Ballochmyle Viaduct has been given a prestigious engineering award. Picture: Creative Commons/Wikipedia

Mr Todd said: “Ballochmyle Viaduct is a masterpiece – even 166 years after its original construction, it is still in good condition and in main line use.”

The bridge appeared in the 1996 film Mission Impossible when Tom Cruise was seen on top of a train, battling Jean Reno in a helicopter.

Duncan Sooman, head of engineering for Network Rail, which owns the viaduct and was responsible for the upgrade with contractors Carillion, said: “We are particularly pleased to have strengthened this magnificent structure to carry the heaviest coal trains without any visual effect on its appearance.

“This is a further example of our commitment to retaining heritage structures fit for a modern railway”

The seven-arch crossing was designed by Ayr-born John Miller, who the ICE said was often described as “Scotland’s Brunel”.

He also built the main Edinburgh-Glasgow line, which is claimed to be the world’s first inter-city railway line.

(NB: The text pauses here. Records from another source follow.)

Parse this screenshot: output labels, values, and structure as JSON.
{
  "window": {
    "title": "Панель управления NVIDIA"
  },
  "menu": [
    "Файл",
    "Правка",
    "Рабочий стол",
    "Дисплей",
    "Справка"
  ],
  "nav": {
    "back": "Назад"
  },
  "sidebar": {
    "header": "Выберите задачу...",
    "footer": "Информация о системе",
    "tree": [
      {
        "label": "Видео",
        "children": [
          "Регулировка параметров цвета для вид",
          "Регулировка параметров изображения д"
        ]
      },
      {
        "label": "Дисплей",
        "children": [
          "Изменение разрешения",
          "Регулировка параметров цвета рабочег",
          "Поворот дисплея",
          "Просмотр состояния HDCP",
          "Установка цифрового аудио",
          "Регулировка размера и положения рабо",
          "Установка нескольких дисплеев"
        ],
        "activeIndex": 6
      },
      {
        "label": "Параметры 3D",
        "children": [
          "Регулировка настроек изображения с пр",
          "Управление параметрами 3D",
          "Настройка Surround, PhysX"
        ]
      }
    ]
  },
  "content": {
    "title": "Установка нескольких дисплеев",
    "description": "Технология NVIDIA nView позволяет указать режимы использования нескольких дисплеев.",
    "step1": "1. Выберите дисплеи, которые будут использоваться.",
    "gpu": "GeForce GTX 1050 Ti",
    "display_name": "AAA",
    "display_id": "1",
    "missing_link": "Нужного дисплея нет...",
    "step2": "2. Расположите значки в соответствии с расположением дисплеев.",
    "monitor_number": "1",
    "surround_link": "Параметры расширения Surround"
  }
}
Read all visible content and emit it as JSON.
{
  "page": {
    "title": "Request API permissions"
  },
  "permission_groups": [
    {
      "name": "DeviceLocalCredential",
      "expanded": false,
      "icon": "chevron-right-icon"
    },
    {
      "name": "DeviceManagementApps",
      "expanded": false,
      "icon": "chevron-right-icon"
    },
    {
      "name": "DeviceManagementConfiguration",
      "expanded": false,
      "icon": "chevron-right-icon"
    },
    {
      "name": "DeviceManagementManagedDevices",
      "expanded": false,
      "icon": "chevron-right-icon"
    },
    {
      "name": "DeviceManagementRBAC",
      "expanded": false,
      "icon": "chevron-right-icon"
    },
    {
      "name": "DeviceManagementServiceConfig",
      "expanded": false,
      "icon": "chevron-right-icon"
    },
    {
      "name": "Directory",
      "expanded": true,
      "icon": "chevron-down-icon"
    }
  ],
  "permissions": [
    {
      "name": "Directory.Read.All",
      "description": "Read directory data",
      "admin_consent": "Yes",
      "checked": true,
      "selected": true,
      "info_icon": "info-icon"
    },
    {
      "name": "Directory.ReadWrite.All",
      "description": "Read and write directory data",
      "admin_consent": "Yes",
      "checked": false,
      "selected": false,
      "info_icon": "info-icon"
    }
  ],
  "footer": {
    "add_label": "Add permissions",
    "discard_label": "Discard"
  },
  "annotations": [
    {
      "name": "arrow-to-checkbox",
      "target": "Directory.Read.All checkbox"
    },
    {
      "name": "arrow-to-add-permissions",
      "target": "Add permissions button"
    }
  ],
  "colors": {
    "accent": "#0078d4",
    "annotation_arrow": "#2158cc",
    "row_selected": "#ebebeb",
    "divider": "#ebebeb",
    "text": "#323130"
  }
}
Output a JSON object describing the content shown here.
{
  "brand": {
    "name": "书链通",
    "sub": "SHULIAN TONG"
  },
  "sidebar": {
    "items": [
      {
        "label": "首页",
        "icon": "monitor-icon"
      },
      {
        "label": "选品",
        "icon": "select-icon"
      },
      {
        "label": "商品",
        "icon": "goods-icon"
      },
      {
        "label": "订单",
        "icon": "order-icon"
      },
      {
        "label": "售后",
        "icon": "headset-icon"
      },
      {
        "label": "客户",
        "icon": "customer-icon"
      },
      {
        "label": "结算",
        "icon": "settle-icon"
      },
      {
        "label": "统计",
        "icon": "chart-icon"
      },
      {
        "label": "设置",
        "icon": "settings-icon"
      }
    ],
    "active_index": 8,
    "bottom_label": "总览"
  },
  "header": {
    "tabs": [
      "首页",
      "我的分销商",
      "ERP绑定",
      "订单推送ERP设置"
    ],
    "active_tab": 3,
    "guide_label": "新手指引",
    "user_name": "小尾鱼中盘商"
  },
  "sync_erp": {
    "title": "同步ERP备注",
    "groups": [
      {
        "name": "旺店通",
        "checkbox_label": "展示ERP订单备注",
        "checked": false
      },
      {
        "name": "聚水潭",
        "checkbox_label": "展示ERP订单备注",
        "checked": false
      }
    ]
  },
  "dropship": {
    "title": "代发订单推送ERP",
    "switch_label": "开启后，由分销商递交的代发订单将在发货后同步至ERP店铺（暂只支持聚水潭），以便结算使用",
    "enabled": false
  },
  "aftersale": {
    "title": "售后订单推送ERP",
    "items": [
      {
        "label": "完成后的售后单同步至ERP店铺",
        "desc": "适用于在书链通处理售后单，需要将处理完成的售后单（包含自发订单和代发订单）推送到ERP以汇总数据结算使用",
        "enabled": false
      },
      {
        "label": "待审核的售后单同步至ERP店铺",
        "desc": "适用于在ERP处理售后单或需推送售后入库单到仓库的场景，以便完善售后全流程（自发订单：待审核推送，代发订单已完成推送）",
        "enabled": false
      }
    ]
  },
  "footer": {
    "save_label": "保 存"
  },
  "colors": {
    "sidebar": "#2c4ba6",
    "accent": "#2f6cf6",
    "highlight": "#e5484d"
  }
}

The prolific railway designer’s work also included the Edinburgh-Berwick-upon-Tweed route, the first cross-Border rail link, and the Edinburgh-Hawick section of the Waverley line to Carlisle.

Mr French said: “John Miller possessed the same foresight and professionalism that our predecessors applied to create the lasting legacies of historic infrastructure in times past.

“It is vital we encourage the next generation of civil engineers and instil in them the same ambition and skill to continue Scotland’s rich engineering heritage.”